Instant-Messaging (Slack) ist nun ein Lebensnerv in der Kultur und Kommunikation, in einem Chat teilen wir unser Wissen über verteiltes Arbeiten, in einem anderen tauschen sich die vielen Eltern im Unternehmen darüber aus, wie sie nun Kind und Arbeit zusammenbringen.
Ein Facharzt für Arbeitsmedizin bietet professionelle Beratung zu Covid-19 per Telefon. Das hilft unseren Mitarbeitern und entlastet den Bereitschaftsdienst.
Eine Psychologin, die unser Team aus Resilienztrainings gut kennt und ein ebenso vertrauter Business-Coach liefern Beratung und Coaching per Videokonferenz in schwierigen Lagen.
Kids welcome und open door! Kinder können jederzeit in Videokonferenzen reinschneien, auf dem Schoß sitzen und mitbekommen, was Mama oder Papa macht. Ehrlich gesagt: das rührt das Herz an, bei aller Tragik und Ernsthaftigkeit der Lage.
Die Chancen der Krise: Wo wir mit unserem Wissen helfen können
Samstag 21. März: Heute ist uns klar: In dieser Krise stecken neben vielen Verlusten und Schmerz auch viele Chancen. Sie wirkt vermutlich wie ein Turbo für die Digitalisierung in unserem Land. Gehen wir mit der Veränderung, werden wir gestärkt aus der Krise hervorgehen. Mit "wir" meinen wir:
wir als Person,
wir als Team,
wir als Firma und
wir als Gesellschaft.
Eine Sales-Taskforce hat überlegt, was jetzt am Markt gebraucht wird, wo wir mit unserem Wissen helfen und wo wir neues Geschäft akquirieren können für die Zukunft. Der Staat war bisher nicht in unserem Kundenportfolio, künftig könnte dort aber hoher Bedarf nach unserem Leistungsangebot sein und wir würden gerne helfen, die Krise zu meistern. Plattformen für digitales Lernen haben gerade Lastprobleme, dort haben wir unsere Unterstützung angeboten. Als Software-Notarzt sind wir dafür Experten.

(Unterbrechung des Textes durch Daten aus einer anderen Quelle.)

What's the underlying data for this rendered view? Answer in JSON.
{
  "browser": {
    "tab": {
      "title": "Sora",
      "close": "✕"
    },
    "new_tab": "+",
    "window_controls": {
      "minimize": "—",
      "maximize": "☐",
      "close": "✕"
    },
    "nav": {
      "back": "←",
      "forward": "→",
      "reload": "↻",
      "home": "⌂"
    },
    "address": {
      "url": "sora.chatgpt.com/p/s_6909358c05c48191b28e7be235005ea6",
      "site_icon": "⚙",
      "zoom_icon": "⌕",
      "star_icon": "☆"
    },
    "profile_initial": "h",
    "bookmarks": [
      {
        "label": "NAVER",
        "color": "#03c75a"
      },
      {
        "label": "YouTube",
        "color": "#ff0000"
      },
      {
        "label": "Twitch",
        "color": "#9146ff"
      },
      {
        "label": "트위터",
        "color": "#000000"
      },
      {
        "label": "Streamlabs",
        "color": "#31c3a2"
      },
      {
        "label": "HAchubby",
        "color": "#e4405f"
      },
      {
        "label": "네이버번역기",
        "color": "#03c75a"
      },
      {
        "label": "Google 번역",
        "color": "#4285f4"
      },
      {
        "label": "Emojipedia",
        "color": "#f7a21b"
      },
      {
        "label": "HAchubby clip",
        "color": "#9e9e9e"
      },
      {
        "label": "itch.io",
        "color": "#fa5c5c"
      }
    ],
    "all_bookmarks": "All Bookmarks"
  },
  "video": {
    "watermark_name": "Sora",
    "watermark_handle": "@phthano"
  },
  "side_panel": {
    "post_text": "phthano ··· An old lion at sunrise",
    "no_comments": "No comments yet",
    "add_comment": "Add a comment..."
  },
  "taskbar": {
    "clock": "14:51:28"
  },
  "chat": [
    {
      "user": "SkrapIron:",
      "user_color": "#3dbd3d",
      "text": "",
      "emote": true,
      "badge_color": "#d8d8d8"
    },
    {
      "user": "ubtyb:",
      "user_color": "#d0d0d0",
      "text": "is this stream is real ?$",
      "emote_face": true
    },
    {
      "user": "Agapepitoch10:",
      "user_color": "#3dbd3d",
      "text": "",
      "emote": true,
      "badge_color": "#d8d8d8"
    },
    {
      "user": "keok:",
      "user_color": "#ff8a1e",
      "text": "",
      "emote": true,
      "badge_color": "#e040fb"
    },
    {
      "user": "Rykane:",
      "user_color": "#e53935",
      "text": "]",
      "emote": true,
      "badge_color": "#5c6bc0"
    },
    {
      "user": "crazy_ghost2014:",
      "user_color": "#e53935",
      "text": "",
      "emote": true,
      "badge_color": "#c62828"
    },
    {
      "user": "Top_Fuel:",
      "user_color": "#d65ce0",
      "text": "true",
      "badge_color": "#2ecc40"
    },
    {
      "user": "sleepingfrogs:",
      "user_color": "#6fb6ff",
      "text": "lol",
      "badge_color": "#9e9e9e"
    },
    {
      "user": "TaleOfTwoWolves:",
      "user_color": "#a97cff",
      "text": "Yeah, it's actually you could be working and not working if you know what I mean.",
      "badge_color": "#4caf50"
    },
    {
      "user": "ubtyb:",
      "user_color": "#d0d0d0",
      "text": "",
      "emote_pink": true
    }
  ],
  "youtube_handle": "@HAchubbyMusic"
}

Teilnahme am Hackathon wir-vs-virus
Sonntag 22. März: Und wir wollen Gutes tun und mit dem, was wir können, unseren Beitrag in der Gesellschaft leisten, um die Situation zu bewältigen: Am Wochenende nahm ein Team von zwölf QAware-Mitarbeitenden aus eigenem Antrieb am Hackathon wir-vs-virus teil. Das Team arbeitete in zwei Tagen bis spät in die Nacht an einer Software-Lösung, die lokale Läden schnell und unkompliziert per Videotelefonie mit ihren Kunden zusammenzubringt. So können die Menschen trotz Corona im Laden einkaufen, als wären sie vor Ort. Ein erster Prototyp läuft nach 24 Stunden, die Lösung heißt lokaler.kaufen.
In Summe überwiegt aktuell die Zuversicht und der feste Glaube an die Kraft der Veränderung, die Corona mit sich bringt.